Sometimes, however, it is possible to connect the dots to figure out who is doing what to whom.
On December 11, 2018, an attack on the Christmas Market in Strasbourg, on the German border in Alsace-Lorraine, killed five people. The alleged murderer, Cherif Chekatt, had pledged allegiance to the Islamic State group. Police killed the IS extremist. Interior Minister Christophe Castaner responded to the horrific public assault by tweeting directions to authorities in Lyon to bolster “the security of public sites and sporting, cultural and religious events.”

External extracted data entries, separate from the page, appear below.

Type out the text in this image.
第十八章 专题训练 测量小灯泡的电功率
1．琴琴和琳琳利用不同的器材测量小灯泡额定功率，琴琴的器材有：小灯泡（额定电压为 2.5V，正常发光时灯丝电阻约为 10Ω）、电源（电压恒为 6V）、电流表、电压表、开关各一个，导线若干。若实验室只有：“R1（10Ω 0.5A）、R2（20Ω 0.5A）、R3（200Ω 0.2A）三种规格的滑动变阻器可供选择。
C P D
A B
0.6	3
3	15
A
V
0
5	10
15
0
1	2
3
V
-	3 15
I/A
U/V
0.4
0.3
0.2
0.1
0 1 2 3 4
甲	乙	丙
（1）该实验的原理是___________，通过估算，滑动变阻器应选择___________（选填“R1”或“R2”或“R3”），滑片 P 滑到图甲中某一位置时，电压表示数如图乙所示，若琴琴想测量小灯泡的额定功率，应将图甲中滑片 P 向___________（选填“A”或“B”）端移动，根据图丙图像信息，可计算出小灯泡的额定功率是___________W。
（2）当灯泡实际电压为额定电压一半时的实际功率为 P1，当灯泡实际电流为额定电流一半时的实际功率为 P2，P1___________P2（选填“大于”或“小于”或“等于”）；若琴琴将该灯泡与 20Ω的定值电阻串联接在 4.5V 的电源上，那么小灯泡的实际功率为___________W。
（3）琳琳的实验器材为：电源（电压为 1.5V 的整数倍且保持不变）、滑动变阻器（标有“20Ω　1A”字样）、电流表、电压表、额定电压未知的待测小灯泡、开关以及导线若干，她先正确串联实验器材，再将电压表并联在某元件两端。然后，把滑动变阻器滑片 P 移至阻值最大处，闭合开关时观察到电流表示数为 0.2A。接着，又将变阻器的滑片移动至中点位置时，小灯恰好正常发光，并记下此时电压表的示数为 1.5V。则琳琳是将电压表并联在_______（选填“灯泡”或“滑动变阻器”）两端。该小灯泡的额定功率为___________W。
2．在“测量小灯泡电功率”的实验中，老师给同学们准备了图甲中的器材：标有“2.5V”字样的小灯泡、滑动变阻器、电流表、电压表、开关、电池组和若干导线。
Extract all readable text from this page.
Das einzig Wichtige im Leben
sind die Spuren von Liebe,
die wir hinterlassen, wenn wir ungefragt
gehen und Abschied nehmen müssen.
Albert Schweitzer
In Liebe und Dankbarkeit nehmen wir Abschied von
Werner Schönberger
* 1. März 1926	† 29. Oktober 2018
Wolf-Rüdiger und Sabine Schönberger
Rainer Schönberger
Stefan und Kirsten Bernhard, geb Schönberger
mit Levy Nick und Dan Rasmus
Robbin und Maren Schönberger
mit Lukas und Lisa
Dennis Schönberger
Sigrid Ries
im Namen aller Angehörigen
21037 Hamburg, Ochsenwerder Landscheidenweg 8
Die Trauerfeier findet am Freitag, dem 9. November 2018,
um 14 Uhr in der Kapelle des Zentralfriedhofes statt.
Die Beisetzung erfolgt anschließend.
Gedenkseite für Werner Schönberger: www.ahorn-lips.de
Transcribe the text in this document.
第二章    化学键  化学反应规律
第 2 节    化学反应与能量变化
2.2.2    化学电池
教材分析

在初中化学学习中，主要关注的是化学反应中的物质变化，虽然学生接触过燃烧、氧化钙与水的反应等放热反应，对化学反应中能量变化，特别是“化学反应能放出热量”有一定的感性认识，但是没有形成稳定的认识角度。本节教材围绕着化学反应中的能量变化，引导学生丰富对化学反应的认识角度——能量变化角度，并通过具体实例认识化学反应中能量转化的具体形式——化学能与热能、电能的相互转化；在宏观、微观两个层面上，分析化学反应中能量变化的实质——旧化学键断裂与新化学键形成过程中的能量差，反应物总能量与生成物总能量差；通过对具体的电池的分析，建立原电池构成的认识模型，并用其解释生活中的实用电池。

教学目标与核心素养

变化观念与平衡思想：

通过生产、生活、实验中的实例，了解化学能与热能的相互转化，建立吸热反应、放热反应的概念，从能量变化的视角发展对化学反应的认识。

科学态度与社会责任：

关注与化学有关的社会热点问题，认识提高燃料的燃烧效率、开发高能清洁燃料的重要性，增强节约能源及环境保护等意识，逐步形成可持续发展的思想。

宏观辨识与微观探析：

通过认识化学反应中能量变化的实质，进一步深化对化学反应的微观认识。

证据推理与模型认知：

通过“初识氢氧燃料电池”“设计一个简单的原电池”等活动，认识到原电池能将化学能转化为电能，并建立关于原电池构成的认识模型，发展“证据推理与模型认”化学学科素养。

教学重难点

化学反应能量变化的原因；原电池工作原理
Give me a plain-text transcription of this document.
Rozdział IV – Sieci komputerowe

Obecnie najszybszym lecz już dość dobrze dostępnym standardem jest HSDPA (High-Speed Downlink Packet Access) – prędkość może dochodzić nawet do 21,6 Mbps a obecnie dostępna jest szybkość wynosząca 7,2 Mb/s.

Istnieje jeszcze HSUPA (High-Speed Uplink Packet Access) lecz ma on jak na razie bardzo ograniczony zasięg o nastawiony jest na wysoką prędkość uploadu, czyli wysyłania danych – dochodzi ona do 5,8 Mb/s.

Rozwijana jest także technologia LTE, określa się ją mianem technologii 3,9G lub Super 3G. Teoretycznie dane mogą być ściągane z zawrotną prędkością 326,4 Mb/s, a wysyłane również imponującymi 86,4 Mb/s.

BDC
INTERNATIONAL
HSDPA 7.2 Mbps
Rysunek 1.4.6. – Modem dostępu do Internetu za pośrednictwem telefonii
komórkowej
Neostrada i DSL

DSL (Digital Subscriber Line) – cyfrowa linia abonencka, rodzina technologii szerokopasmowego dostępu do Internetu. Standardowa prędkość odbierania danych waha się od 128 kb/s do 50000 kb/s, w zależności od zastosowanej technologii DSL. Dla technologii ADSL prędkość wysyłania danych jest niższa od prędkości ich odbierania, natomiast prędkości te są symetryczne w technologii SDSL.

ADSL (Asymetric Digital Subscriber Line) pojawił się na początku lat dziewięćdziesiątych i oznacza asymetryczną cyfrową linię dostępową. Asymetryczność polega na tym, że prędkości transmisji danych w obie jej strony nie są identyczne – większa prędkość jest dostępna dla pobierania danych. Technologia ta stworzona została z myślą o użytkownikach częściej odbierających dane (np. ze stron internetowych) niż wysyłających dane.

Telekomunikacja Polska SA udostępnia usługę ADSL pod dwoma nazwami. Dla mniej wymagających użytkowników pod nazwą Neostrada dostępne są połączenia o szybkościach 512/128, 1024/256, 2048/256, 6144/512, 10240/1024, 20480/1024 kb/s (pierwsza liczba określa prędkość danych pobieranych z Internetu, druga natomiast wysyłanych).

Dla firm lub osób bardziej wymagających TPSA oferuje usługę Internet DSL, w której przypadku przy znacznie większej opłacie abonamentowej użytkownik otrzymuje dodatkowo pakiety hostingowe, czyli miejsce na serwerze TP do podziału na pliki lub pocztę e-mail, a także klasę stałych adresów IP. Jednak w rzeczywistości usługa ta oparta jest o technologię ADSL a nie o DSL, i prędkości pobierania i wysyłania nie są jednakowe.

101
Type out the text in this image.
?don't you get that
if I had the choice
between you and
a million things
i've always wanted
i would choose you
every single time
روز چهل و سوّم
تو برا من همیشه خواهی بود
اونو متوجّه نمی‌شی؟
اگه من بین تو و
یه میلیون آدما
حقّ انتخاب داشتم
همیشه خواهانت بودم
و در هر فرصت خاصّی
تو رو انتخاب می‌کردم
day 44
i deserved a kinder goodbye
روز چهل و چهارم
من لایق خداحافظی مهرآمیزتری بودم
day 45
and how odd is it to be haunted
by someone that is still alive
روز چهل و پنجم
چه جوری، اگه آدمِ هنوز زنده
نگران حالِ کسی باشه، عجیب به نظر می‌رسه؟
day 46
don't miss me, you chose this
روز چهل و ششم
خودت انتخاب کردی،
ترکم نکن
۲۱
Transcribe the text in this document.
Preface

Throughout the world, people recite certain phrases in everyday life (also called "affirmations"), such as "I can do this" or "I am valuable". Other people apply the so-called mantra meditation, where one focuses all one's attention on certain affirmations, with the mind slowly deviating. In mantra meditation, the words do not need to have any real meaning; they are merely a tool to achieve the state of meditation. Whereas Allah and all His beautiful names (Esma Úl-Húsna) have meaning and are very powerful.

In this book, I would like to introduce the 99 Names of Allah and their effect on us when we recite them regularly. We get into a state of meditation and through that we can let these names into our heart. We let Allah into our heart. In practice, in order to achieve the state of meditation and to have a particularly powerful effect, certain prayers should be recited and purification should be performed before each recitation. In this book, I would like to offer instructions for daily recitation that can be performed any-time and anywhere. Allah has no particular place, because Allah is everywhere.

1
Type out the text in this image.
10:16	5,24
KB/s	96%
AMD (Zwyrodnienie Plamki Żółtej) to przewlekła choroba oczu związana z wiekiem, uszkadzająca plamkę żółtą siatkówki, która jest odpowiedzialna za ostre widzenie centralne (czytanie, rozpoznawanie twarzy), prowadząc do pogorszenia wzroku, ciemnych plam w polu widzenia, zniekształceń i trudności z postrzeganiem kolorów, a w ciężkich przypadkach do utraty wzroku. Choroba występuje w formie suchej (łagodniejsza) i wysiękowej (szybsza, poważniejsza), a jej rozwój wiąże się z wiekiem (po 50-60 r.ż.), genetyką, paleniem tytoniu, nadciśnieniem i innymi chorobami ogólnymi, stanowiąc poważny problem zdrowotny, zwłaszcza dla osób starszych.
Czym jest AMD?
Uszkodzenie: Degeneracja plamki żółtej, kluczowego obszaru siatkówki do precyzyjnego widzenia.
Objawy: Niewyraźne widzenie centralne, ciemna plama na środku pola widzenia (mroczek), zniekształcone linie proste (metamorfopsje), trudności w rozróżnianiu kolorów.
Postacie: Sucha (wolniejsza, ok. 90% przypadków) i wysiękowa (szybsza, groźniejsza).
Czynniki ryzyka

On May 24, 2019, a low-force parcel bomb explosion injured seven pedestrians in the southern city of Lyon. Glass from a refrigerated shop cooler in a bakery shattered from the impact. In response, Remy Heitz, anti-terrorism prosecutor, visited the crime scene as soldiers secured the area.
The accused, 24-year-old Algerian IT student Mohamed Hichem M. was arrested on May 27 and charged with attempted murder, criminal terrorist conspiracy and manufacturing, possessing and carrying an explosive device in relation with a terrorist undertaking. The suspect, who was unknown to the police before the attack, confessed to making and planting the bomb.
Anti-terrorist attorney Heitz said that the perpetrator first denied his involvement before admitting to “pledging allegiance to the IS [Islamic State group] deep down inside and dropping off the explosive device he had prepared beforehand.”
On April 29, 2019, a violent assault and robbery took place in Seine-Saint-Denis against a Jewish family: “The four attackers were Muslim, and the victim says they targeted his home because he was Jewish.”
Although the assailants were unarmed, they used physical force against the elderly couple. With faces covered, they ordered 63-year-old Shalom Hazan to hand over money and valuables. When he resisted, the intruders grabbed his wife Joelle by the throat and threatened to kill her unless Shalom cooperated. Instead, the householder tried to fight them off while three of them beat him severely. The fourth attacked Joelle and yelled, “Show us where the money is or we’ll kill your husband. They took everything,” said Shalom.
The brutal beating and robbery lasted nearly a half-hour and left Shalom Hazan with severe facial trauma and cuts, causing a severe concussion.
On July 13, 2019, the police department in the Parisian suburb of Seine-Saint-Denis was bombarded with fireworks and explosive by a “group” yelling, “F*ck the police.”
No one was injured in the prolonged incendiary barrage but at least six cars were burnt and the police station building was damaged. A police representative said, “We are dealing with determined individuals who use not only firecrackers, but also pyrotechnic devices fired at our colleagues. We really fear that it will end in tragedy one day.”
That same weekend, the police station in Essonne was targeted on each of Saturday and Sunday nights by approximately 50 “people” who hurled Molotov cocktails, fireworks, and rocks at the building. No injuries were reported but the Sunday attack destroyed four police vehicles. Police defended themselves with shotguns and tear gas.
On Sunday, July 14, five “individuals” were arrested for throwing rocks and stones at police officers in one Essonne incident and a “group” ranging between 50 and 80 “people” threw cinder blocks and glass bottles at officers in nearby Corbeil-Essonnes where clashes were reported when several hundred supporters of the winning Algerian football (American soccer) team blocked traffic in the city’s center. A total of 282 people were arrested after the Algerians qualified for the final of the Africa Cup of Nations.
Yet another violent outbreak occurred during the evening of July 13 and continued through July 14 in another town in Essonne called Grigny where 30 “youths” attacked police and firefighters. This city is known to have “sensitive neighborhoods” where youth gangs lie in wait to ambush first responders with “very powerful fireworks, stones, and many other dangerous objects,” that included pavers.
“Essonne is well-known for having a large migrant-background population and was the site for a pro-migration speech earlier this year by French President Emmanuel Macron,” according to Breitbart.
In that speech, Macron told his people that could like or lump the massive influx of unvetted newcomers, many from North African countries:
“We can close our eyes or hide, but migration will be happening whether we like it or not,” and French citizens “must not be mistaken…We are in a world of migration.”
It would seem that Macron’s world of unbridled mass Muslim migration is a very violent one indeed. All we can say is that you get what you elect.